Os acontecimentos no Iraque

Tribunal-Iraque — 28 Junho 2014

iraq_Reuters_insurgency_MosA respeito dos acontecimentos das últimas semanas no Iraque, em que um levantamento armado tomou conta de cerca de 70 localidades e vastas regiões do país, o Tribunal-Iraque divulgou a 20 de Junho a declaração que a seguir publicamos, contrariando a informação da generalidade dos órgãos de comunicação que pretendem reduzir os factos a uma ofensiva “terrorista” — coincidindo com a posição dos EUA e do regime iraquiano. Também a Rede Internacional contra a Ocupação do Iraque (IAON) lançou um apelo às organizações de paz e solidariedade para que apoiem o povo iraquiano.
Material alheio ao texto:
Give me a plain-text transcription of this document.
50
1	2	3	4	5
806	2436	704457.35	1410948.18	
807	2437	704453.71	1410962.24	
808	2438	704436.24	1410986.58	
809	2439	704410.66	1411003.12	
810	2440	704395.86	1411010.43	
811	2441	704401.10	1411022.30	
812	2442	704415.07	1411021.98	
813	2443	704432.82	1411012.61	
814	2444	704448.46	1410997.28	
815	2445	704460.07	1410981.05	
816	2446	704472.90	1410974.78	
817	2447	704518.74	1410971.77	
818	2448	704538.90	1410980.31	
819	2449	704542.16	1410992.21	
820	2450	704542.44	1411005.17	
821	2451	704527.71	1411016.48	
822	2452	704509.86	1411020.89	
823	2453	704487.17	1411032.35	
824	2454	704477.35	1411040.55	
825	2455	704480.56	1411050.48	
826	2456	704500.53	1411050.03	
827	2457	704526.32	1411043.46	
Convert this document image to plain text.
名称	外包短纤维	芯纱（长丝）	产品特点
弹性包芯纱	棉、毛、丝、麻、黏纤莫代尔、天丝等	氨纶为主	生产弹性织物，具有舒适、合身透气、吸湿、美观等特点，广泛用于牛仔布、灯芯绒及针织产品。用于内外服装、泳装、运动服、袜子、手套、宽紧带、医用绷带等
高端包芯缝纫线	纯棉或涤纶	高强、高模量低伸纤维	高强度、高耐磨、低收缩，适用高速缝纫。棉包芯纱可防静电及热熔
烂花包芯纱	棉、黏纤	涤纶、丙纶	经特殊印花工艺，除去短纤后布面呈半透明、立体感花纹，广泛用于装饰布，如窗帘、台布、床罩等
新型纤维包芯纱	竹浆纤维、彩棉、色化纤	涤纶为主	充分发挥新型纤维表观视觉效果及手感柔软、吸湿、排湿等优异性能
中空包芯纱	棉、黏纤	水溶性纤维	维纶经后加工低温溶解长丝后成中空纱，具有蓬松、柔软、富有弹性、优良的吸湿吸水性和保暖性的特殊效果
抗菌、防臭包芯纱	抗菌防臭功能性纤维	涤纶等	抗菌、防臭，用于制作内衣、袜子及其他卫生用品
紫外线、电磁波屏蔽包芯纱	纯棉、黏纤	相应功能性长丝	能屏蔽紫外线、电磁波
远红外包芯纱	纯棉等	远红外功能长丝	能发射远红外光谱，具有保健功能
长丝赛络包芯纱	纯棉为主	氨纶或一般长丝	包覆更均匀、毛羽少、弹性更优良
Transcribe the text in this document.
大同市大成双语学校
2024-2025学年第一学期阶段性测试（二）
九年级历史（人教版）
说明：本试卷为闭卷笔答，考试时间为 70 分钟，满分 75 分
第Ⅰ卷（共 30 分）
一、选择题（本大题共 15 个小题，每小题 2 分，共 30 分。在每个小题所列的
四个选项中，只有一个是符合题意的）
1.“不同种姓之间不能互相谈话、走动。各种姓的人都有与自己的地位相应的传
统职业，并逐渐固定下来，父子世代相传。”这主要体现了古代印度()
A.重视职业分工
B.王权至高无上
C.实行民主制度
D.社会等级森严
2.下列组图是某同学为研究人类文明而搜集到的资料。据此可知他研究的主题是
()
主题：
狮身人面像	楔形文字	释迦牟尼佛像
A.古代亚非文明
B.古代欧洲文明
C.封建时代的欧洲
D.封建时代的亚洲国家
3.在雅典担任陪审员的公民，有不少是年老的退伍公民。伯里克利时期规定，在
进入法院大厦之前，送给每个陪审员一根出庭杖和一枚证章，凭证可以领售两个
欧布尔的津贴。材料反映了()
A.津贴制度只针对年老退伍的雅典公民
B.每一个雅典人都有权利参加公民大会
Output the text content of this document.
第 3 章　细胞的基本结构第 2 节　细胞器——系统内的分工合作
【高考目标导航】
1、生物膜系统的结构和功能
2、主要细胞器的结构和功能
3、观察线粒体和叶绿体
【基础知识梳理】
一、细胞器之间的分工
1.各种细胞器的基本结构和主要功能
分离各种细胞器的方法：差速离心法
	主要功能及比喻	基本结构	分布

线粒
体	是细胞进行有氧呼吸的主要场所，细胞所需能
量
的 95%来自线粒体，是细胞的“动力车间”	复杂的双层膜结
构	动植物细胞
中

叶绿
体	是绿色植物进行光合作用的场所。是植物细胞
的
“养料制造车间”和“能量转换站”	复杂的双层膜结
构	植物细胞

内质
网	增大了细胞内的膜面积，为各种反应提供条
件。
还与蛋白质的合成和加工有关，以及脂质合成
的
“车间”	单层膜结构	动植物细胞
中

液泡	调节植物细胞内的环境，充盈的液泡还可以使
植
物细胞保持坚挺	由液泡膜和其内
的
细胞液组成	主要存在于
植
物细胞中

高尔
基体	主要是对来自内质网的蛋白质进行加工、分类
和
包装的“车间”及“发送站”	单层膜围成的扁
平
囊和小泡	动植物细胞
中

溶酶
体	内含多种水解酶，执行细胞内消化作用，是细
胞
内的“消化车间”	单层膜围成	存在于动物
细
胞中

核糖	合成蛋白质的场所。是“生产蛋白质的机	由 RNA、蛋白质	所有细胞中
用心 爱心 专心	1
Para mais informação consultar os sites Brussellstribunal e Iraqsolidaridad.

“Com base na comunicação social livre e no testemunho de iraquianos vivendo dentro e fora do Iraque, o Tribunal-Iraque divulga as seguintes informações.

1. Os êxitos militares da insurreição e o colapso das forças do governo de Nuri al-Maliki provam que a população iraquiana está farta do regime. O sentimento generalizado é de que “nada pode ser pior do que aquilo que temos”. Sem apoio, o regime chegou a um ponto de ruptura.

2. A luta tem a participação de diferentes organizações e forças políticas. Quer nos combates, quer no governo das cidades libertadas, a acção está a ser coordenada por um Conselho Militar da Revolução formado por antigos militares iraquianos, jovens revolucionários e membros das tribos.
Uma tal conjugação de forças mostra que está em marcha um levantamento geral com amplo apoio da população.

3. A participação no movimento de forças do Partido Baas, das Brigadas da Revolução de 1920, de chefes militares das antigas forças armadas iraquianas, de organizações de resistência islamistas, desmente o papel exclusivo atribuído pelos meios políticos ocidentais a organizações como o ISIL-ISIS (Estado Islâmico do Iraque e Levante ou Estado Islâmico do Iraque e Síria).
Esta distorção dos factos, prontamente repetida pela comunicação social, destina-se a tornar mais fácil neutralizar a opinião pública com a acusação de que se trataria de uma movimentação “terrorista”, e a conseguir assim justificação para uma intervenção militar ou para os bombardeamentos indiscriminados levados a cabo pelo regime instalado em Bagdade.

4. Os alvos da insurreição são claros: o governo e toda a estrutura de poder liderada por al-Maliki, herdeiro do sistema político imposto pela ocupação norte-americana — e, com ele, a dominação exercida pelo imperialismo EUA e a influência de todas as forças externas que se envolveram no conflito iraquiano.

5. A insurreição em curso é de natureza nacionalista e patriótica. O último comunicado do Conselho Militar da Revolução (14 de Junho) especifica os objectivos do levantamento popular:
– Restaurar a justiça e não buscar a vingança. Toda a prestação de contas tem de ser feita de acordo com a lei e através de um processo justo.
– Respeito pelos países vizinhos e pela sua soberania.
– Pôr fim ao sectarismo político e à repressão que foi instalada pela ocupação.
– Iniciar um processo constituinte que represente todos os iraquianos.

6. Testemunhos com origem nas cidades libertadas revelam que a população participa na organização da vida diária. Não há notícias de massacres ou vinganças. Não é significativa a presença de forças não-iraquianas. As barreiras à circulação das pessoas foram removidas. A população que inicialmente fugiu, nomeadamente a de Mossul, regressa agora a casa. O seu maior receio é que o governo de al-Maliki ou os EUA respondam com bombardeamentos, como foi feito em Faluja e Ramadi.

7. Diversas organizações, religiosas e laicas, declararam apoio à revolta e apelam à população e aos combatentes para que mantenham a unidade, rejeitem actos sectários e tratem escrupulosamente a população das cidades libertadas por forma a que “estas cidades se tornem um exemplo para outras que as queiram seguir” (carta aberta da Associação dos Ulemas Muçulmanos no Iraque).

Os acontecimentos dos últimos dias só surpreendem pela natureza fulminante das acções militares dos revoltosos. Mas não espantam se se tiver em conta o que tem sido o sofrimento da população iraquiana nos últimos 10 anos e a resistência que tem oposto à ocupação e ao regime bárbaro que se lhe seguiu. O que agora se passa culmina a resistência armada de 2003-2006, as grandes manifestações de 2011, os protestos generalizados de 2012-13 abafados a tiro pelo regime. E responde às miseráveis condições de vida, aos massacres e arbitrariedades, ao roubo dos recursos nacionais. Nestes 10 anos amadureceram as condições para uma mudança de grande envergadura no Iraque.”